Merrill's FA force now includes about 15,000 vs. 16,000-plus at the time of the BoA-Merrill Lynch merger was first announced in September 2008. In March 2009, the total number of FAs was 15,882.
"In Global Wealth and Investment Management, the financial advisor network of more than 15,000 was up slightly from the third quarter as the retention rate stood at the highest level in recent years and the company increased hiring, training and development of new advisors," the company said as part of its fourth-quarter 2009 earnings release.
In terms of trailing-12-month sales or production, Merrill advisors are now at $830,000 on average for the fourth quarter of 2009 and $817,000 for the full year 2009. Client balances in Merrill Lynch accounts total $1.43 trillion. The GWIM unit is now lead by Sallie Krawcheck, formerly of Citi/Smith Barney.
Rival Morgan Stanley - with 18,135 advisors in its Morgan Stanley Smith Barney venture - just reported that its fourth-quarter trailing-12-month sales stand at $692,000. Client assets are $1.6 trillion.
Bank of America's U.S. Trust unit has 3,957 advisors vs. 4.473 at the end of 2008. Client balances total $316 billion.
On February 4, Attorney General Andrew M. Cuomo of New York sued Bank of America and its former chief executive and chief financial officer over its failure to disclose a multibillion-dollar loss and big bonus payouts at Merrill Lynch before shareholders voted on the merger in December 2008, according to various press reports
The defendants in Mr.

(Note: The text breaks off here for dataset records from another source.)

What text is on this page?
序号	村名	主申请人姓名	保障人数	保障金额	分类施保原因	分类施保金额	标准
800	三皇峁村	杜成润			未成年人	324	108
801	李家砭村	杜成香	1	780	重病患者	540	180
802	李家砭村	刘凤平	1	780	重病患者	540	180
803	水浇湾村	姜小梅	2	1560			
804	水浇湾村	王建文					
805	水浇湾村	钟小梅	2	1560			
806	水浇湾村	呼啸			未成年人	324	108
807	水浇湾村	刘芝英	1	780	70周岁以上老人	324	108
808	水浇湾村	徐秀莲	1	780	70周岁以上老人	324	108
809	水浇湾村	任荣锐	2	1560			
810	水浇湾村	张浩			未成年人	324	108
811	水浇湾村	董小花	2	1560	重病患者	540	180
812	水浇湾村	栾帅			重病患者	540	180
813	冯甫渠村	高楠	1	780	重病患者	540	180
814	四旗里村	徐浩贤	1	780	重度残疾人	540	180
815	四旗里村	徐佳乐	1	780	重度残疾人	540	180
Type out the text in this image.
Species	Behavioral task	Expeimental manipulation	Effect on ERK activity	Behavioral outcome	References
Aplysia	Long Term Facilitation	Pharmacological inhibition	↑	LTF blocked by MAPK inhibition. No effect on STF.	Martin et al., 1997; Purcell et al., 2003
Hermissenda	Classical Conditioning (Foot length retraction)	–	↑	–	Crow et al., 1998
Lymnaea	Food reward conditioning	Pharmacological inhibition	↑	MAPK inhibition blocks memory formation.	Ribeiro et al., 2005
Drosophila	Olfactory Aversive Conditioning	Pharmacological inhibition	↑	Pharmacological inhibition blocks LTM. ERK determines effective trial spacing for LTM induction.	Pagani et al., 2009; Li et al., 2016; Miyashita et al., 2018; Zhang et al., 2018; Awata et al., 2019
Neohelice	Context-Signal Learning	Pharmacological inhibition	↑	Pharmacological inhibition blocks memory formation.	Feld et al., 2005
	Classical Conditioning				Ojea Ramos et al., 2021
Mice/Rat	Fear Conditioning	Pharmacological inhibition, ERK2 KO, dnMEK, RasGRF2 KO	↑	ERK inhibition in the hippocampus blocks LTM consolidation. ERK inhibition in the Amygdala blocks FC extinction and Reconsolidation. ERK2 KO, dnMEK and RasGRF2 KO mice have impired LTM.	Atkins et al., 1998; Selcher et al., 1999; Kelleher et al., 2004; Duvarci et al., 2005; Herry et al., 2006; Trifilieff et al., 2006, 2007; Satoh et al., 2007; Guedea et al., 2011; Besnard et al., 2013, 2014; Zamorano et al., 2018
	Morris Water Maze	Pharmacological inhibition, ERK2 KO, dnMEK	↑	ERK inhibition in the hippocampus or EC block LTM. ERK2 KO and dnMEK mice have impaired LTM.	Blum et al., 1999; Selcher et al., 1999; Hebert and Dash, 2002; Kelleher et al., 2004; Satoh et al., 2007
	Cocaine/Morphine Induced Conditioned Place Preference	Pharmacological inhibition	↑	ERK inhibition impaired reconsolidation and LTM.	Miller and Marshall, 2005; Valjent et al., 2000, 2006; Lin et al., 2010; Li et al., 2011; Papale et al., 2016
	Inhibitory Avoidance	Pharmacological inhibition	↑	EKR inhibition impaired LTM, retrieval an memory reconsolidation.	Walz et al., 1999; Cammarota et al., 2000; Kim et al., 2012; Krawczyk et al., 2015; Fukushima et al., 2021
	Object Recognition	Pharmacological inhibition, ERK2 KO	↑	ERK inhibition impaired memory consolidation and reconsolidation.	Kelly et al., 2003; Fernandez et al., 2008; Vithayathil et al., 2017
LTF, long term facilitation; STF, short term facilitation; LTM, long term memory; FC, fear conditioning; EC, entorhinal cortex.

Cuomo's lawsuit are Bank of America; Kenneth D. Lewis, the firm's former chief executive; and Joe Price, its former chief financial officer. Brian T. Moynihan, Bank of America's current chief executive and at the time of the shareholder vote was general counsel, was not named in the lawsuit.
According to Cuomo, BofA misled not only its shareholders, but also forced taxpayers to provide an additional $25 billion to help support it through the Merrill acquisition.
This news comes on the same day that Bank of America announced news that it had entered into a settlement with the SEC to resolve issues surrounding the Merrill Lynch merger and with the Attorney General in North Carolina.
According to BofA, "After conducting a full investigation in connection with the actions settled today, the SEC staff has determined that no one acted with any intent to mislead and that charges against individuals for their roles in connection with proxy disclosure are not appropriate."
Under the terms of the settlements, BofA agreed to pay $1 in disgorgement and an additional $150 million as a civil penalty to be distributed to shareholders as part of the SEC's Fair Fund program. A payment of $1 million will also be made to the North Carolina Attorney General for its consumer protection purposes; it is not a penalty or a fine, the bank says.